The Role of Gender Equality in Accelerating Progress on SDG2

THE ROLE OF GENDER EQUALITY IN ACCELERATING PROGRESS ON SDG2

by Hazel Malapit | December 10, 2018

Dr. Hazel Malapit gives an interview at the IFPRI-FAO conference. Photo: J.Hodur/A4NH

Can gender equality accelerate the achievement of SDG2? I think the answer is yes.

There is a growing body of evidence that documents the linkages between SDG5 on gender equality and women's empowerment and SDG2 and SDG3 — eliminating poverty, achieving zero hunger and malnutrition, and good health and wellbeing for women and children.

For example, a recent IFPRI study by Agnes Quisumbing and colleagues found that greater equality between women and men within households was associated with better nutrition outcomes, especially in Bangladesh, Nepal, and Cambodia¹. This suggests that nutrition-sensitive agricultural programs that also aim to reduce intrahousehold inequality could have greater impacts than those that do not.

Promoting gender equality and women's empowerment has the potential to unlock a virtuous cycle. Enhancing women's ability to advocate for their own needs and for the needs of their children can help direct resources towards nutritious food and other health inputs.

So how can we address gender to take advantage of potential synergies between gender equality and nutrition outcomes?

Understanding pathways of impact

First, we need to know how our interventions are supposed to work. How will change happen? What chain of events must occur to lead to better nutrition for our target populations?

Agriculture is linked to nutrition in several ways. Agriculture is a source of food and income. Food prices influence decisions around what households spend on, including nutritious food and health inputs. All of these decisions subsequently influence food and nutrient intakes and overall diet quality of mothers and young children.

In the illustration above, adapted from TANDI, three out of six pathways to improved nutritional outcomes focus specifically on women, which highlights how women’s empowerment is critical to children’s nutrition.

  • Women’s empowerment influences who in the household participates in agricultural programs, what types of technologies are adopted, what crops are grown, which animals to raise. This has consequences for what is consumed at home, what is sold in the market, and who eats what.
  • Depending on how physically taxing women’s roles are in agriculture, particularly during pregnancy and lactation, there could be positive or negative implications on women’s own health and nutrition which can be passed on to their children.
  • Women’s participation in agriculture could also influence time use, which, because of their gendered role as primary care providers, has consequences for food preparation and caring practices for young children.
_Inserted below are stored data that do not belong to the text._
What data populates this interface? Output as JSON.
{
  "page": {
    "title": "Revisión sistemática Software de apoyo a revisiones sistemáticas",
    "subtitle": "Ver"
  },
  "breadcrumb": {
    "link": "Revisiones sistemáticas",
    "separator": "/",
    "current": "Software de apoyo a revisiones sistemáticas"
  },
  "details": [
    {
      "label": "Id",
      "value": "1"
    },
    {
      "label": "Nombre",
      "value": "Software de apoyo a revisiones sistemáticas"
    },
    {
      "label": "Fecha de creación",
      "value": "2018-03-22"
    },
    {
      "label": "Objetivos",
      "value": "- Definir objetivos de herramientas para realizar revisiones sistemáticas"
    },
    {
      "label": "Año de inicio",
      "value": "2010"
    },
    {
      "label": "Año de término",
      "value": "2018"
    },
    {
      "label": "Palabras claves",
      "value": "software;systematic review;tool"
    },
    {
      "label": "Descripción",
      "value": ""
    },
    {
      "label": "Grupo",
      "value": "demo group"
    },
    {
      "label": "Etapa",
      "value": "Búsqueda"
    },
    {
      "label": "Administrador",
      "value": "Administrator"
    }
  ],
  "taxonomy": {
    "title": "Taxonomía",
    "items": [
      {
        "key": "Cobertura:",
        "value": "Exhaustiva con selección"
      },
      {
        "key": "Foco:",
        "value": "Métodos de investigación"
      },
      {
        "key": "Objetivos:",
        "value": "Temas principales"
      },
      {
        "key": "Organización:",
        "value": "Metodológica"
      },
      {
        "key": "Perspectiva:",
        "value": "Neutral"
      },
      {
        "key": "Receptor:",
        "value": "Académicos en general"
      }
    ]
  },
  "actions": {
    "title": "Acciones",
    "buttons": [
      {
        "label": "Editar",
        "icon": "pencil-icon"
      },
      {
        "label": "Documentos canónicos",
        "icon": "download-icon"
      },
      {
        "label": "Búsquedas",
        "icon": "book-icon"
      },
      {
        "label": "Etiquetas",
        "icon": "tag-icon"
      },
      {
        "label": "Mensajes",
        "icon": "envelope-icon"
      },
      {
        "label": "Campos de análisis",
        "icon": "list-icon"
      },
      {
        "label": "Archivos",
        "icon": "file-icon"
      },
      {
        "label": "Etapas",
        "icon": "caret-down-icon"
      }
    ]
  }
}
However, we must remember that gender is not just about women. Gender is a social relationship between women AND men, their socially-determined roles, responsibilities, resources, and constraints. Gender norms are the rules governing what women and men can and cannot do, what decisions and areas of life are in their domain. While the three pathways have a special focus on women, all the pathways are shaped by gender.

Understanding the pathways and how they are linked is important for figuring out whose behavior we want to change and how we want to change it. It can also help us anticipate ways our interventions might result in unintended consequences. For example, interventions that intensify women’s participation in agriculture might improve household income but ignoring how women’s workloads might shift could have negative impacts on nutrition.

Reach, Benefit, Empower

Next, we need to figure out how we want to address gender. Are we trying to Reach, Benefit, or Empower women?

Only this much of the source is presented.